Q. How does Beatnik relate to Java?

You can use a Java applet as a graphical 'front end' for Beatnik. We would like companies programming in Java (whose core competence lies outside of sound) to promote Beatnik as a recommended way to do sound. Beatnik is the ideal audio resource to use as a compliment to other technologies.

Q. Does Beatnik do algorithmic variations, like Koan? Does it make stylistic choices like auto-accompaniment keyboards?

No. With Beatnik, the composer is always responsible for the musical form.


6: Troubleshooting

General Beatnik Plug-In Troubleshooting

For the most up-to-date troubleshooting information, check http://www.headspace.com/beatnik/?plug-in/?troubleshooting.html

If you have installed the Plug-In and linked to a page that has a supported file type (e.g. http://www.headspace.com/beatnik/plug-in/test.html), and are not hearing music
Do you see the Beatnik Plug-In display? If not, you probably have a Netscape installation problem. Try quitting and re-launching Netscape. Then check that the mime types are set correctly in the Options/General Preferences/Helpers dialogue box. See the "Installation" section at the beginning of this document for detailed help on setting mime types.

If you see the plug-in display, click on it. Are the meters moving? Is the oscilloscope display moving around? If so, then the problem is probably with your hardware. Make sure your speakers are turned on and any necessary cables are connected. Make sure your system volume level is turned up. Make sure you are running the required version of Netscape Navigator (3.0). Does your computer meet the minimum system requirements?

If you are experiencing JavaScript error messages
Try reloading the document. If this does not work, try doing a 'power' reload by pressing the shift key (option key on Macs) while clicking the reload button.

If you are experiencing audio glitches
Try quitting other applications that use your system's sound and/or applications that are particularly CPU intensive. Glitches can also occur when using multiple windows with music played by Beatnik, or more than four simultaneous instances of Beatnik.

Macintosh Beatnik Plug-In Troubleshooting

Make sure you are using SoundManager 3.1 or later

If you are experiencing "Out of Memory" or similar messages in Netscape
Try increasing Navigator's RAM partition by 1.5 Mb. If you are playing a large number of files simultaneously the RAM requirements of Navigator can increase by as much as 1.5Mb, but this is not the case under normal conditions.
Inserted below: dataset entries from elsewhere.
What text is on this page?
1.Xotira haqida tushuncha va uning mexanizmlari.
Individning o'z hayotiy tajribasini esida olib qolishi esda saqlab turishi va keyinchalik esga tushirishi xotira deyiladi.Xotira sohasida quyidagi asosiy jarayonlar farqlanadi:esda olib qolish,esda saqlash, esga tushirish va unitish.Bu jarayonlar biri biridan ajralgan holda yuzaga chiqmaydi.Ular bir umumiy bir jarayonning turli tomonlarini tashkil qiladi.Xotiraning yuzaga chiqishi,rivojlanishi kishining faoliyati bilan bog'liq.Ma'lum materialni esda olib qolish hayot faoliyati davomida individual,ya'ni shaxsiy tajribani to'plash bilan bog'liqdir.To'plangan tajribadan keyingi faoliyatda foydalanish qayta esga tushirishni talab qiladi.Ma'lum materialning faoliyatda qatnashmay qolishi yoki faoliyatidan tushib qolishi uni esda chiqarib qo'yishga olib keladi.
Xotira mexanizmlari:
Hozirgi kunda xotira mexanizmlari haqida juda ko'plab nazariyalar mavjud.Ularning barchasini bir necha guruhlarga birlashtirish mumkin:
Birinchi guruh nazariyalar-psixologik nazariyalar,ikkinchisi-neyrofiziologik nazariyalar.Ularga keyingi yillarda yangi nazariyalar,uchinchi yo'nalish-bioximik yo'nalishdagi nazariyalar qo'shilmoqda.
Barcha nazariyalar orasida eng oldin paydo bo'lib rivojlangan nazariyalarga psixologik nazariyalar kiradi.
Turn off RAM Doubler and Virtual Memory

Windows 95 Beatnik Plug-In Troubleshooting

If the Plug-In fails to initialize at all
Check if you have any other apps running in the background which might be using Windows' WAV output device. To be safe, we recommend that you don't run audio/sound apps in the background.

To avoid possible cross over, you may want to remove your LiveAudio plug-in.
This is not necessary, but will ensure that the browser does not get confused if you install more audio plug-ins in the future. Note that every feature of LiveAudio is matched in Beatnik, so it will be backwards-compatible with content built for LiveAudio.